Esattamente cinque anni fa, quando si candidò con l’Udc che allora appoggiava la Moratti e stava tranquilla nel centrodestra ricevendone in cambio un assessore. In molti e lui stesso si aspettavano sfracelli. Ma a sfracellarsi fu lo stesso Tabacci che raccolse la miseria di 1.260 voti non arrivando nemmeno secondo. Sonoramente battuto da Pasquale Salvatore che con 1.358 andò dunque in aula al suo posto e da Emilio Santomauro con 1.315. Con tutto il rispetto, non certo due pezzi da novanta.

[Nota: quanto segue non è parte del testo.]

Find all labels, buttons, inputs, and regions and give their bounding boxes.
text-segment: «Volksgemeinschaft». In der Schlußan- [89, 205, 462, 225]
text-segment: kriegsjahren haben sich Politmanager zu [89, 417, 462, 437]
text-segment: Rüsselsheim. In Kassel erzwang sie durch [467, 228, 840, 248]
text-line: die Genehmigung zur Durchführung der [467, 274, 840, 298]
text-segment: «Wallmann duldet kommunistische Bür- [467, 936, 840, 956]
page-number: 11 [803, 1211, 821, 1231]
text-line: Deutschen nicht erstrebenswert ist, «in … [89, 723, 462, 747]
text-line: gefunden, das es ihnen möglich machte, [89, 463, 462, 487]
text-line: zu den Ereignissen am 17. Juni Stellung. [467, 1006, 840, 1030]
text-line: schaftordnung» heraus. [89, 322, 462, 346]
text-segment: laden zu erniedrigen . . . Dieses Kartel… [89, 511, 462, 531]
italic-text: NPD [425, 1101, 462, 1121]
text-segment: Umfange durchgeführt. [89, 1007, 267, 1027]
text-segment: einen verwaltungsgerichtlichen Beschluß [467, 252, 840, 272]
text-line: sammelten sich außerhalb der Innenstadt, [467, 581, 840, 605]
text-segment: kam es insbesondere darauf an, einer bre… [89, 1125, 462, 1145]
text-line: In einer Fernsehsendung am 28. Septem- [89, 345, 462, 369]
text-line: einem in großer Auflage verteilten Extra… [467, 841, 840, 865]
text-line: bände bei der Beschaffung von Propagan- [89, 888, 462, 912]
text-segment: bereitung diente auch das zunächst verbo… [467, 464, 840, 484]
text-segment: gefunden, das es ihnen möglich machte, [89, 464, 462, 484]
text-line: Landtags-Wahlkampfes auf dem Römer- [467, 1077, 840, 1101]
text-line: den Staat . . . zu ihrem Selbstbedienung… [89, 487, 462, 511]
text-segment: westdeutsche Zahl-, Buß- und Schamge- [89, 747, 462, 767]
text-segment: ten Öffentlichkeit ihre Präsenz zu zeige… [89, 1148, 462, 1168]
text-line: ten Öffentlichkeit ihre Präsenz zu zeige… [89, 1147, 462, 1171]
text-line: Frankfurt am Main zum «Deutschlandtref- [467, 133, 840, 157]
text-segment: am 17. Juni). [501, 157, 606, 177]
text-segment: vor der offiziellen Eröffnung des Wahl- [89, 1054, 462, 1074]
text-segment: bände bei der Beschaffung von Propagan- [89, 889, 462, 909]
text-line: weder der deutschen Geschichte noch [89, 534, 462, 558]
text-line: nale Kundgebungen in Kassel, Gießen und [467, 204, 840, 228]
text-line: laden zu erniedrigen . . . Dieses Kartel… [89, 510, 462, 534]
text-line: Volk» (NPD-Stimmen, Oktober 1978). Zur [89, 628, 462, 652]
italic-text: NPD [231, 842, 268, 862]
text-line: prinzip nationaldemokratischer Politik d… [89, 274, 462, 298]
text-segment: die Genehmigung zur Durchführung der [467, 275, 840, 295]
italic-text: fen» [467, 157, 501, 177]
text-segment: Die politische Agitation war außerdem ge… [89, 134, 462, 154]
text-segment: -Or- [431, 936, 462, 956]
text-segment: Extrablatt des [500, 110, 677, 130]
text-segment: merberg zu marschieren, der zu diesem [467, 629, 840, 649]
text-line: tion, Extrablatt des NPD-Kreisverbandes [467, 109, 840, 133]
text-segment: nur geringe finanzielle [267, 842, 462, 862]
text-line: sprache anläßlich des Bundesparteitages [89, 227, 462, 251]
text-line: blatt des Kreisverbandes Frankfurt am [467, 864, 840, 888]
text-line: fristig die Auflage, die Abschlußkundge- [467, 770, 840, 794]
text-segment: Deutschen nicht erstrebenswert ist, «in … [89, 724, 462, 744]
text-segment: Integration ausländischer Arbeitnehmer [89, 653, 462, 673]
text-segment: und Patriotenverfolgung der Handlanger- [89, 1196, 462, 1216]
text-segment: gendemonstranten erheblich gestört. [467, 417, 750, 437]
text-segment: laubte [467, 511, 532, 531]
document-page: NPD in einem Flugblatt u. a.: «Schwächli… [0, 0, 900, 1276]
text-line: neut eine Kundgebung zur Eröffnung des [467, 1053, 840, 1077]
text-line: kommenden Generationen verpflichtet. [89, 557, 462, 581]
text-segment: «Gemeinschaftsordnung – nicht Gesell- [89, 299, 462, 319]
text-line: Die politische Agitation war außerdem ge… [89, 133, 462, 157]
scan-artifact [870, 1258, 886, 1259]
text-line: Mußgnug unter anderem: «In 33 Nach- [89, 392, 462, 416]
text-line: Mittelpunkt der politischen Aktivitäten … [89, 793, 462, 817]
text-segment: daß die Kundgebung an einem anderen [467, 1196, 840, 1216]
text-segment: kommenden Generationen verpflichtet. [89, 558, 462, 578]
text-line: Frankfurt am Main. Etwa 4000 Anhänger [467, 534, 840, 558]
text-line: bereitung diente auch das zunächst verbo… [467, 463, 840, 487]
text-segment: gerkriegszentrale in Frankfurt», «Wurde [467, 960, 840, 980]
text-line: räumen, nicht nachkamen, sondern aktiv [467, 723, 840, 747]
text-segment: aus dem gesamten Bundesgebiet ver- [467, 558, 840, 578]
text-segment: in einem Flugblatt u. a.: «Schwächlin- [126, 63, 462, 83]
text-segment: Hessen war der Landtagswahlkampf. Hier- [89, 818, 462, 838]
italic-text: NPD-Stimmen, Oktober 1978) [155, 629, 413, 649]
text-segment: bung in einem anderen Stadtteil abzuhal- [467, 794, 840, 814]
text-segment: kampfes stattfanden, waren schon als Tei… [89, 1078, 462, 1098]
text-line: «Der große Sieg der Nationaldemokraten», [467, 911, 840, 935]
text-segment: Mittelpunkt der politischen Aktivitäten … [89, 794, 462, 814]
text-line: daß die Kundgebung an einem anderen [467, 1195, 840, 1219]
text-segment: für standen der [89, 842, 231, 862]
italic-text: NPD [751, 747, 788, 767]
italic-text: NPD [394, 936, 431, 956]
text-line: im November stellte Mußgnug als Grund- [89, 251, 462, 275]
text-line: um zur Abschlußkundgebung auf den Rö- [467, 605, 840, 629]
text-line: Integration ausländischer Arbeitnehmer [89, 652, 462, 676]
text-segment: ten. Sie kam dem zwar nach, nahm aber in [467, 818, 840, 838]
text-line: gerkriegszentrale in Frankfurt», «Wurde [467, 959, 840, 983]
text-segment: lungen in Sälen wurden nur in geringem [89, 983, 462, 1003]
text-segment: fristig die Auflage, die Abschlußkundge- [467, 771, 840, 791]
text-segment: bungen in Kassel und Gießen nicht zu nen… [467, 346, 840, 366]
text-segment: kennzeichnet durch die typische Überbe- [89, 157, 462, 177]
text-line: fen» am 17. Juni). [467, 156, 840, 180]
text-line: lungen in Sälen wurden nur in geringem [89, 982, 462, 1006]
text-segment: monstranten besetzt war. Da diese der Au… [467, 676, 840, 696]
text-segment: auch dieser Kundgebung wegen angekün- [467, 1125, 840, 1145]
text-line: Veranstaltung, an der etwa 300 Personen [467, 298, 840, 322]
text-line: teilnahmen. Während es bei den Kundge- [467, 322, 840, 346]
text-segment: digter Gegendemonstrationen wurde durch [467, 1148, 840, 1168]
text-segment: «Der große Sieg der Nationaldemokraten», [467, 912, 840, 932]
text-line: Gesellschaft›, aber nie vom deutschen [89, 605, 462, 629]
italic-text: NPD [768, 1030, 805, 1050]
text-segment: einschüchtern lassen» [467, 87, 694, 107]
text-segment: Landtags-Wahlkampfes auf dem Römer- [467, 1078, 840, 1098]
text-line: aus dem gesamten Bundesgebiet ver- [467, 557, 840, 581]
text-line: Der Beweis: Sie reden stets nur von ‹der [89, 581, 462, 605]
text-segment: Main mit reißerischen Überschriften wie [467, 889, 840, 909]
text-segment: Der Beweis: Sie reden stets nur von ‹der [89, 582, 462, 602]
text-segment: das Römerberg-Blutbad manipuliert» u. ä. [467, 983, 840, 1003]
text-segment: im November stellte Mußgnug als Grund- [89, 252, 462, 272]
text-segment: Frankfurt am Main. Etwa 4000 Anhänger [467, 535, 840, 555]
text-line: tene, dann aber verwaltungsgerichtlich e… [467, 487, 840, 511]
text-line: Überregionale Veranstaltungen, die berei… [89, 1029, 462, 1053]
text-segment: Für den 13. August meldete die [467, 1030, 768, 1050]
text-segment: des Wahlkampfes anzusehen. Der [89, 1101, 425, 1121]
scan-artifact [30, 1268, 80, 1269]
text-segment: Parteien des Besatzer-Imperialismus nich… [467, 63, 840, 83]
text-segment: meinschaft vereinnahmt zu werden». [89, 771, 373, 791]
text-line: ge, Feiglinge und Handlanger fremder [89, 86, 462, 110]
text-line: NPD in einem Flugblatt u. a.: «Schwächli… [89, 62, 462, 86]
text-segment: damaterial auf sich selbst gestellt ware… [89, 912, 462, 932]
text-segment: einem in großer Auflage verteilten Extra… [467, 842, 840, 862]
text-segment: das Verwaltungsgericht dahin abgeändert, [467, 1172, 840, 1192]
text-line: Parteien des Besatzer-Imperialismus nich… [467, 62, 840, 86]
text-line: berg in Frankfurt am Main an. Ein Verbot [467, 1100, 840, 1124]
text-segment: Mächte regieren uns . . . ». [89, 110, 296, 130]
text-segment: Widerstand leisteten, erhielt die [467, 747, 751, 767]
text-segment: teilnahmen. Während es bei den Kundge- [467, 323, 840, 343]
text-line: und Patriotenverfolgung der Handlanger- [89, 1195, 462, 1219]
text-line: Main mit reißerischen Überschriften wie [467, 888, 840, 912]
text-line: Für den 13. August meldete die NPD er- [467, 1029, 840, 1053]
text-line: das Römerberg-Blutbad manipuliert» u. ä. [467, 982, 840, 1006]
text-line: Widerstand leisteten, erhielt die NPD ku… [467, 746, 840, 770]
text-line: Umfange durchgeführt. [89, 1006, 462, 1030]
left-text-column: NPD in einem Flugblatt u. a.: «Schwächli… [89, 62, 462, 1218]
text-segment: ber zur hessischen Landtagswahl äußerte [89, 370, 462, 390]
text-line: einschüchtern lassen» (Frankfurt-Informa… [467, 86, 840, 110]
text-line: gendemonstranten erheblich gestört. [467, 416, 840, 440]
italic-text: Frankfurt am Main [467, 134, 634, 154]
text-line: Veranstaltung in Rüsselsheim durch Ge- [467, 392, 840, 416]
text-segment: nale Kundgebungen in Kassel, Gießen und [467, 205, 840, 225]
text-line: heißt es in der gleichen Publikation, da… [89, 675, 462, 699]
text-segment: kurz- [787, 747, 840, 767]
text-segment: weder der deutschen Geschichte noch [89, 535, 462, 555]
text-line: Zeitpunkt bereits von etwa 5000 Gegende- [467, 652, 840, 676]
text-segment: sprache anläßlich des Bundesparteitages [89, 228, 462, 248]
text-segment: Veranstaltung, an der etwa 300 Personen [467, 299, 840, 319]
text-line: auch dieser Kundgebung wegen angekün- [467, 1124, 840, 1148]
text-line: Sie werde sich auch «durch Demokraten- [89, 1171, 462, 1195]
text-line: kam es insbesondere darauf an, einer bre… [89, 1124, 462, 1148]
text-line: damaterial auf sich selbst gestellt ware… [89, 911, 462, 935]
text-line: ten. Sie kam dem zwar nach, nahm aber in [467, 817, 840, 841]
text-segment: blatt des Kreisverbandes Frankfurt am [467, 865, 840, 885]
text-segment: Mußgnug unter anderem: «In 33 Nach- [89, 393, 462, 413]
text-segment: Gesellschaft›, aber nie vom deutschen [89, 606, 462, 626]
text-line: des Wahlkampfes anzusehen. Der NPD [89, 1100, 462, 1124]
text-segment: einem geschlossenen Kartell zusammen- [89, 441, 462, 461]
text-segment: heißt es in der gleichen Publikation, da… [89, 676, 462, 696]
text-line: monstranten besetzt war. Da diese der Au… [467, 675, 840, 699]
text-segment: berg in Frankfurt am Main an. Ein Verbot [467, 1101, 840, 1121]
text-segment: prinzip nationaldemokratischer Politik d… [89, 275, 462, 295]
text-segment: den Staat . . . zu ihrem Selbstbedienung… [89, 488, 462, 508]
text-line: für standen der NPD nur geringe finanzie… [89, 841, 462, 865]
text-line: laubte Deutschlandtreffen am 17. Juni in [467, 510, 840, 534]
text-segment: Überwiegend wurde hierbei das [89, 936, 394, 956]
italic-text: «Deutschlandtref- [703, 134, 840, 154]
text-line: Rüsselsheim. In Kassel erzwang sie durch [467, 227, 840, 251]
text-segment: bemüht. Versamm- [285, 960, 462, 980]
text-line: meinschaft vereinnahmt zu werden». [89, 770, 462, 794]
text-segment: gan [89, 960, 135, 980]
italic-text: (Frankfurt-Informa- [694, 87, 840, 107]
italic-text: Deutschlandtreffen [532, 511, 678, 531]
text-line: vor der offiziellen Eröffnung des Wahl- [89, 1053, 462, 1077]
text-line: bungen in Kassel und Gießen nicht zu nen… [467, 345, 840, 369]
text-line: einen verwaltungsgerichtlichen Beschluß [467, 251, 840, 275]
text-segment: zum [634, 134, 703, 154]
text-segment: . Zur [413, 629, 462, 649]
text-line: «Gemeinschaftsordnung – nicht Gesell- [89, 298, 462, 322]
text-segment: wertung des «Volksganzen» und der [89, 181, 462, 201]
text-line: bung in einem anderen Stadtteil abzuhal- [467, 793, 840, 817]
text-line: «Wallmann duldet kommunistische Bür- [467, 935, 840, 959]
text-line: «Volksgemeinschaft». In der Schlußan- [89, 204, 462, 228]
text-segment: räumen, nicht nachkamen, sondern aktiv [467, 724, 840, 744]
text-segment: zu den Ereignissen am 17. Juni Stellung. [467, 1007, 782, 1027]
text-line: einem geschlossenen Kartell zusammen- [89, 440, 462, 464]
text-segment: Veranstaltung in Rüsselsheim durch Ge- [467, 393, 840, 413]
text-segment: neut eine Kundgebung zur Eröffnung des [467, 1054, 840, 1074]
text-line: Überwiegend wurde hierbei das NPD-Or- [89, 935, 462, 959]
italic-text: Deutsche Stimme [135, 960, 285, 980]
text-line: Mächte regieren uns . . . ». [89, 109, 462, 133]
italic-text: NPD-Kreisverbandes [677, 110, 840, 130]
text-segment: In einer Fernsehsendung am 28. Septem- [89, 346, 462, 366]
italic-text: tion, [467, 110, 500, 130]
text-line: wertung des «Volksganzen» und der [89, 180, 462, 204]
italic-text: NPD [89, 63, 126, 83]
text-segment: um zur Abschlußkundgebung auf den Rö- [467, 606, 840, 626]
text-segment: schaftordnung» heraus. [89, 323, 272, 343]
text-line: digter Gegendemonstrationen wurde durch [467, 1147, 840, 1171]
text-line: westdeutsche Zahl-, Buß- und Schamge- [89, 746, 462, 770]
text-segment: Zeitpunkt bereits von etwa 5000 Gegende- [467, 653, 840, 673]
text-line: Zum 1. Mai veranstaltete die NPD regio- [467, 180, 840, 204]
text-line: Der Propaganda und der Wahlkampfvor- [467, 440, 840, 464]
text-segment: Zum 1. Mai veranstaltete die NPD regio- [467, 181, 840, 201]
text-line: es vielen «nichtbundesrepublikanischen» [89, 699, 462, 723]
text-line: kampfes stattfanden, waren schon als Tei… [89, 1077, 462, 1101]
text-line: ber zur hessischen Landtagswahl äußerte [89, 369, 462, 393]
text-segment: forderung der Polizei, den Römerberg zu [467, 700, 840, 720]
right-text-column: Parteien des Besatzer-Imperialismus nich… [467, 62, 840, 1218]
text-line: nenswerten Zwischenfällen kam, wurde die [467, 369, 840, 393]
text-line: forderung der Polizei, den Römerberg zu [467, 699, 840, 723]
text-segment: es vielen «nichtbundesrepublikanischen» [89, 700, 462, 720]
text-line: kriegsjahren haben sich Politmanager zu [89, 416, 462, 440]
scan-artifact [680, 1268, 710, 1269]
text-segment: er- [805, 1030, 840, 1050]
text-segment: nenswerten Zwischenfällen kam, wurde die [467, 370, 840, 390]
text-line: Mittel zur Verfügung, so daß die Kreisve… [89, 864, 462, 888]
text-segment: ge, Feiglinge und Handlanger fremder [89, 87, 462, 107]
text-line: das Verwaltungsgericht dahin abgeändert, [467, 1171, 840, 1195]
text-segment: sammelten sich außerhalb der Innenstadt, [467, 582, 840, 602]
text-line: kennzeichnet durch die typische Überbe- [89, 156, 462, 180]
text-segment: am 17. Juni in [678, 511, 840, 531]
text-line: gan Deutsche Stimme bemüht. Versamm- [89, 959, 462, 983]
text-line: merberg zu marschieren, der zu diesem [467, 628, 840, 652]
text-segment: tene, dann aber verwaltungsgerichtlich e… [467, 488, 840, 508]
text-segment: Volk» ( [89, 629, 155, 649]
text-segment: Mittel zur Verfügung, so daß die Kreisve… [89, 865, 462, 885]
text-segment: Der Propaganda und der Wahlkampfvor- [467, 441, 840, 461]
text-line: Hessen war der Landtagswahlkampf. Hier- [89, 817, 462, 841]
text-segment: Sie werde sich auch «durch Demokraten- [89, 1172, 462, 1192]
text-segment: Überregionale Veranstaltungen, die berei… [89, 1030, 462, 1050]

E così quella volta l’assessorato sfumò.
Da lì i suoi cominciarono a dire che «Tabacci non prende nemmeno in voti del suo condominio». Ma come se nulla fosse, lui proseguì la navigazione lasciando nel 2008 Pirferdy Casini per iscriversi al gruppo misto della Camera fondando il movimento della «Rosa bianca». Un flop. Rieletto deputato nella XVI legislatura si iscrive di nuovo al gruppo dell’Udc, è vicepresidente della commissione Bilancio della Camera e componente del Comitato per la valutazione delle scelte scientifiche e tecnologiche. Finita? Manco per sogno.
Irrequieto, nel novembre del 2009 lascia di nuovo Casini per confluire nel gruppo misto con Francesco Rutelli.
Con cui l’11 novembre 2009 fonda l’Api, l’Alleanza per l’Italia e a Milano prova ad accreditarsi come candidato sindaco del Terzo polo. Questa volta a batterlo è il giovane «futurista» finiano Manfredi Palmeri che sarà scelto da Fini e Casini (perché Rutelli alla fine conta sempre quel poco che conta) per sfidare Moratti e Pisapia. Cavandosela piuttosto bene. L’anno scorso un pensierino l’aveva fatto anche per la Regione. Niente da fare. Colpito, ma non affondato Tabacci si rivolge allora ai soliti salotti buoni della borghesia ambrosiana e a quelli della finanza cattocomunista. Che evidentemente sull’«arancione» Pisapia hanno più presa che su quelli del centrodestra.
E così nonostante in campagna elettorale avesse sostenuto un altro candidato, in un attimo Tabacci salta sul carro del vincente. Cosa volete che sia per un vecchio democristiano di lungo corso, 64 anni portati piuttosto bene a parte il testone scarsicrinito, collezionare un altro voltafaccia? A quasi 25 anni di distanza da quella presidenza di Regione Lombardia presa nel 1987 protetto dallo scudo della Democrazia Cristiana. Roba che il suo collega di giunta Pierfrancesco Maran a quell’epoca aveva 7 anni e frequentava la prima elementare.
L’abboccamento con Pisapia? Nel suo studio di avvocato, già frequentato da Tabacci a inizio anni Novanta. Come imputato. Il pubblico ministero? Era Antonio Di Pietro. Che oggi il tabaccisauro ha lasciato fuori dalla giunta. Una vendetta servita ben fredda.